Guest Post: Observations On Unusual Bond Deal Behavior
Yves on unusual bond dealer behavior, submitted By Yves Lamoureux of Blackmont Capital
We keep hearing about a return to normalcy in financial affairs.
Spreads are back in line and risk appetite is healthy so we should all be feeling good.
I specialize in the behaviour of market participants. This week I am interested in pointing out the very unusual behavior of the 18 primary bond dealers in US Treasuries.
As indicated on the graph under A the trend of the 30 yrs Treasury does match with good correlation the buying and selling of the primary dealers.
Dealers have been averaging a net short position of Treasuries of more than - $100 billion since late 2002. The 10 year average stands at over -$ 60 billion net short bonds.
At the point B we got to the most short position that dealers held at a record over -$ 190 billion net short bonds. It also corresponds to the high yield of 30 yr Treasuries at that time.
Point C is where it gets interesting as dealers go net long bonds.There is no doubt that halfway in 2008 dealers reducing the net short to about -$ 25 billion (yellow line) was a precursor to the giant move up in the bond market toward the end of that year.
Point D shows a very rare long position at record of over $93 billion.

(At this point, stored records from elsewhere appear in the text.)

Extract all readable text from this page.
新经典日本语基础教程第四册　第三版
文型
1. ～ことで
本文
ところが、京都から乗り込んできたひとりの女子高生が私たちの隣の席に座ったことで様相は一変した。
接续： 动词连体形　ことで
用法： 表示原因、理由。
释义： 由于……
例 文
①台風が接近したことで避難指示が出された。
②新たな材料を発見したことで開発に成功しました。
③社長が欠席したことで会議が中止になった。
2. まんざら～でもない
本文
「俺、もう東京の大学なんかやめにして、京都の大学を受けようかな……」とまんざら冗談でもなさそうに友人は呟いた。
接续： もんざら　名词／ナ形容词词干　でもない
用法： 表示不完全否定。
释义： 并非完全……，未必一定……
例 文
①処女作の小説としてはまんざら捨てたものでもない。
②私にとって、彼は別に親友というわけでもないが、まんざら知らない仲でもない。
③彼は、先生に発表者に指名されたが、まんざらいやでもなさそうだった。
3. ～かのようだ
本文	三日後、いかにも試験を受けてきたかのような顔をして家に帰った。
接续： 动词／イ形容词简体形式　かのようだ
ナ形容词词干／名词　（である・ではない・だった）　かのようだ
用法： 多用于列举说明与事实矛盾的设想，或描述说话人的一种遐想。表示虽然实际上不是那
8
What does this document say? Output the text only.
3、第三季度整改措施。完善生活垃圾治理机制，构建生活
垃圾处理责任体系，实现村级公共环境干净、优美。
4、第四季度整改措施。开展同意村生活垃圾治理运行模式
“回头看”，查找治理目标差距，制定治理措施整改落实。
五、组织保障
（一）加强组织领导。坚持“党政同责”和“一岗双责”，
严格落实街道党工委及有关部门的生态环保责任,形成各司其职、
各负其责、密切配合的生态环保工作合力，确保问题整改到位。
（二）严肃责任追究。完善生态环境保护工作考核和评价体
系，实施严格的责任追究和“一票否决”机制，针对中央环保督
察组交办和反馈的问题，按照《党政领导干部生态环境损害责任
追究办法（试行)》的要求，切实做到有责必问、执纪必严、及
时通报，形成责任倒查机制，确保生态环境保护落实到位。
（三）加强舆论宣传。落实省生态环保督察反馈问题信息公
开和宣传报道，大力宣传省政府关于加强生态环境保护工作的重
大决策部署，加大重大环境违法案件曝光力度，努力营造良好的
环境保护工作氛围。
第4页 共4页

If fear is gone you would expect primary bond dealers to reduce considerably the current holdings of bonds. Point E shows that it is not the case and hoarding in treasuries continue.The latest uptick shows a net long position at over $16 billion. A very rare and unusual behavior from bond dealers. We look for long term treasury prices to go unusually higher.
Yves Lamoureux, Investment Advisor, Blackmont Capital inc.
The opinions contained in this report are those of the author and are not necessarily those of Blackmont Capital Inc.. Every effort has been made to ensure that the contents of this document have been compiled or derived from sources believed to be reliable and contains information and opinions which are accurate and complete. However, neither the author nor BCI makes any representation or warranty, expressed or implied, in respect thereof, or takes any responsibility for any errors or omissions which may be contained herein or accepts any liability whatsoever for any loss arising from any use of or reliance on this report or its contents. BCI is an independently owned subsidiary of CI Financial. CI Financial is a Canadian owned diversified wealth management firm, publicly traded on the TSX under the symbol CIX. Blackmont Capital Inc. is a member of CIPF and IIROC.